In this lesson, you’ll walk through a possible solution for ensuring consistent number formatting in your word count implementation. By the end of this lesson, your program will align numbers in columns across multiple lines of output, making it easier to read.
Revisit the Inconsistent Formatting
Previously, you refactored your wordcount.py
script. Refactoring is all about changing the code without altering its behavior. The goals of refactoring typically include improving the code’s readability and maintainability, for example, by removing redundancy or choosing better abstractions. While your code undoubtedly looks better now, it still doesn’t satisfy the acceptance criteria for this task.
When you run the wordcount
command, you may notice that the formatting of the individual file counts doesn’t always agree with each other:
$ wordcount small.txt medium.txt large.txt
1 1 7 small.txt
1 6 31 medium.txt
1 111 999 large.txt
3 118 1037 total
The column misalignment visible above occurs because you print each line as soon as you finish processing the corresponding file.
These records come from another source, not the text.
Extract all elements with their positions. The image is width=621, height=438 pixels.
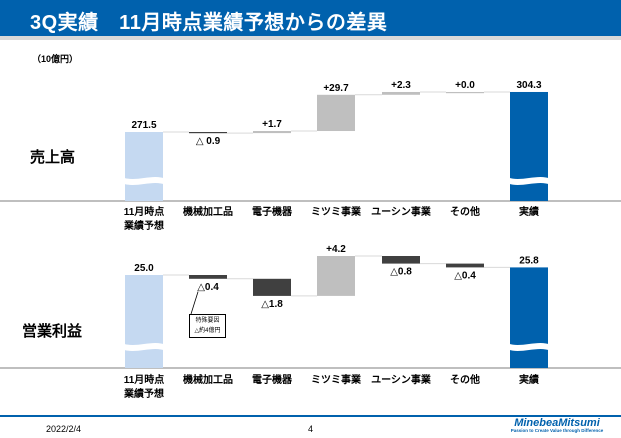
page-title: 3Q実績 11月時点業績予想からの差異 <box>30 12 388 34</box>
axis-break-wave <box>507 177 551 185</box>
category-label: その他 <box>450 375 480 386</box>
unit-label: （10億円） <box>32 54 79 64</box>
axis-break-wave <box>122 343 166 351</box>
axis-break-wave <box>507 343 551 351</box>
category-label: 機械加工品 <box>183 207 233 218</box>
header-bar <box>0 0 621 36</box>
company-logo: MinebeaMitsumi Passion to Create Value t… <box>502 417 612 433</box>
logo-text: MinebeaMitsumi <box>514 417 600 429</box>
bar-decrease <box>253 278 291 296</box>
footer-divider <box>0 415 621 417</box>
category-label: ユーシン事業 <box>371 207 431 218</box>
data-label: 25.8 <box>519 255 539 266</box>
category-label: 電子機器 <box>252 375 292 386</box>
bar-forecast <box>125 275 163 368</box>
bar-increase <box>253 131 291 134</box>
category-label: その他 <box>450 207 480 218</box>
bar-decrease <box>382 256 420 264</box>
category-label: 機械加工品 <box>183 375 233 386</box>
row-label-sales: 売上高 <box>30 149 76 166</box>
bar-decrease <box>446 263 484 268</box>
data-label: +0.0 <box>455 80 475 91</box>
bar-forecast <box>125 132 163 201</box>
bar-decrease <box>189 275 227 279</box>
data-label: △0.4 <box>197 282 219 293</box>
header-divider <box>0 36 621 40</box>
data-label: +4.2 <box>326 244 346 255</box>
data-label: +2.3 <box>391 80 411 91</box>
data-label: △0.8 <box>390 267 412 278</box>
category-label: 11月時点 業績予想 <box>123 375 165 400</box>
logo-tagline: Passion to Create Value through Differen… <box>510 428 604 433</box>
category-label: ユーシン事業 <box>371 375 431 386</box>
annotation-callout: 特殊要因 △約4億円 <box>189 314 226 338</box>
annotation-line-1: 特殊要因 <box>195 318 220 324</box>
bar-increase <box>317 256 355 296</box>
category-label: ミツミ事業 <box>311 375 361 386</box>
category-label: 実績 <box>519 375 539 386</box>
bar-actual <box>510 267 548 368</box>
data-label: 304.3 <box>516 80 541 91</box>
bar-increase <box>446 91 484 94</box>
row-label-operating-profit: 営業利益 <box>22 323 83 340</box>
data-label: +1.7 <box>262 119 282 130</box>
annotation-line-2: △約4億円 <box>194 328 221 334</box>
data-label: 271.5 <box>131 120 156 131</box>
data-label: △ 0.9 <box>196 136 221 147</box>
axis-break-wave <box>122 177 166 185</box>
footer-date: 2022/2/4 <box>46 424 82 434</box>
data-label: +29.7 <box>323 83 349 94</box>
annotation-leader-line <box>190 291 199 315</box>
bar-increase <box>382 91 420 95</box>
category-label: 実績 <box>519 207 539 218</box>
category-label: ミツミ事業 <box>311 207 361 218</box>
data-label: △0.4 <box>454 270 476 281</box>
category-label: 11月時点 業績予想 <box>123 207 165 232</box>
category-label: 電子機器 <box>252 207 292 218</box>
bar-decrease <box>189 132 227 134</box>
bar-increase <box>317 94 355 132</box>
data-label: 25.0 <box>134 263 154 274</box>
data-label: △1.8 <box>261 299 283 310</box>
page-number: 4 <box>308 424 314 434</box>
Instead, you should wait until all files have been processed to determine the maximum number of digits across all the lines, so that you can align the columns properly.
Sometimes, the respective file counts will accidentally remain consistent, but you may still need to adjust the formatting of the total counts when their sum is greater than the individual file counts:
$ wordcount file1.txt file2.txt
2 5 28 file1.txt
5 15 93 file2.txt
7 20 121 total
Finally, don’t forget about your two special cases of handling directories and missing files, which completely ignore the formatting by always printing hard-coded messages:
$ wordcount large.txt /tmp missing.txt
1 111 999 large.txt
0 0 0 /tmp/ (is a directory)
0 0 0 missing.txt (no such file or directory)
1 111 999 total
Next up, you’ll devise a mechanism for calculating the maximum width needed for each column across all lines of output.
Combine Counts With File Paths
Rather than printing the counts as you iterate over the paths, you could accumulate them in a list and print them all at once afterward. However, some of these counts will need to include an optional file path, so you really have to retain two pieces of information per file.